The minister, who was opening the 2005/06 Sectoral Debate in Gordon House on Tuesday, admitted that not enough emphasis was being placed in this very important area. "We need to catch up during the course of the transformation process," she noted.
Mrs. Henry-Wilson told the House that for reasons not yet established, the parishes of St. Catherine and Clarendon had the largest concentration of students with specific learning difficulties and efforts were being made to identify these students, many of whom were in the mainstream education system. She said the aim was to arrive at an appropriate intervention with a view to replicating the process across the country.
"Many of them have been put in the system and are said to be slow learners when they in fact have learning disabilities," Mrs. Henry-Wilson told the House. She, however, assured that efforts were being made to rectify the situation, part of which included the introduction of a system of psychological testing as part of the grade one inventory this year, to determine the factors impeding the learning of special students.

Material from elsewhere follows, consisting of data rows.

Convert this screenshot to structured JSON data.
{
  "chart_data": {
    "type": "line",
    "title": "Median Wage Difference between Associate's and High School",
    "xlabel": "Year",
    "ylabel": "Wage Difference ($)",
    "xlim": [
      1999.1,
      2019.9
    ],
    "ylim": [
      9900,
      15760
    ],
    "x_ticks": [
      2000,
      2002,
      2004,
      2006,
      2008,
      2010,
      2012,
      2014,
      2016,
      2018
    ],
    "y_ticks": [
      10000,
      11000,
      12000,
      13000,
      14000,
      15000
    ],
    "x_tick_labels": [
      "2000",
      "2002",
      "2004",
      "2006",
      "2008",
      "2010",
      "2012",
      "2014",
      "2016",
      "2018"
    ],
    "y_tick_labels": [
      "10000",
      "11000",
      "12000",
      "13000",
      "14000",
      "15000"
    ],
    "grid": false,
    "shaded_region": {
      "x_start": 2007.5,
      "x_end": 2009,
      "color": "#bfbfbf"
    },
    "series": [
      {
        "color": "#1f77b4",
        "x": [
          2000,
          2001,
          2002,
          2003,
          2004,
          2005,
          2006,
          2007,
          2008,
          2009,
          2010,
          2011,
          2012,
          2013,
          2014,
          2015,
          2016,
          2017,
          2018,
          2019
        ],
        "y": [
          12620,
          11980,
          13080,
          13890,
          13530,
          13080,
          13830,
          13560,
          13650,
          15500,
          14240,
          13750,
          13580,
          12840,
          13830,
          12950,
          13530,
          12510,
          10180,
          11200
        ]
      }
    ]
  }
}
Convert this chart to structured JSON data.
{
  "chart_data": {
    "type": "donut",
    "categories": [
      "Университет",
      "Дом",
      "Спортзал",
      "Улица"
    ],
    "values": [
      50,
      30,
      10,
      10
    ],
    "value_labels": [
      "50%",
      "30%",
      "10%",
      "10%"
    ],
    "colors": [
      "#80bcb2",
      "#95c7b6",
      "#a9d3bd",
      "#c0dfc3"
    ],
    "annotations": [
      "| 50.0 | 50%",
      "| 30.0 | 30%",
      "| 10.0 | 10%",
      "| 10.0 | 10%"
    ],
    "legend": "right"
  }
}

Meanwhile, in further support of this thrust, approval has been given for the construction of a special school on the grounds of the Sam Sharpe Teachers' College in Montego Bay to accommodate students with special needs from the early childhood to secondary level. Among the services to be provided are early stimulation and vocational training.
The cost for educating a special child is roughly five times that of a 'normal' learner.
Currently, the Ministry's Special Education Unit is fine-tuning a policy framework aimed at further assisting the sector to broaden the scope of its support for special children.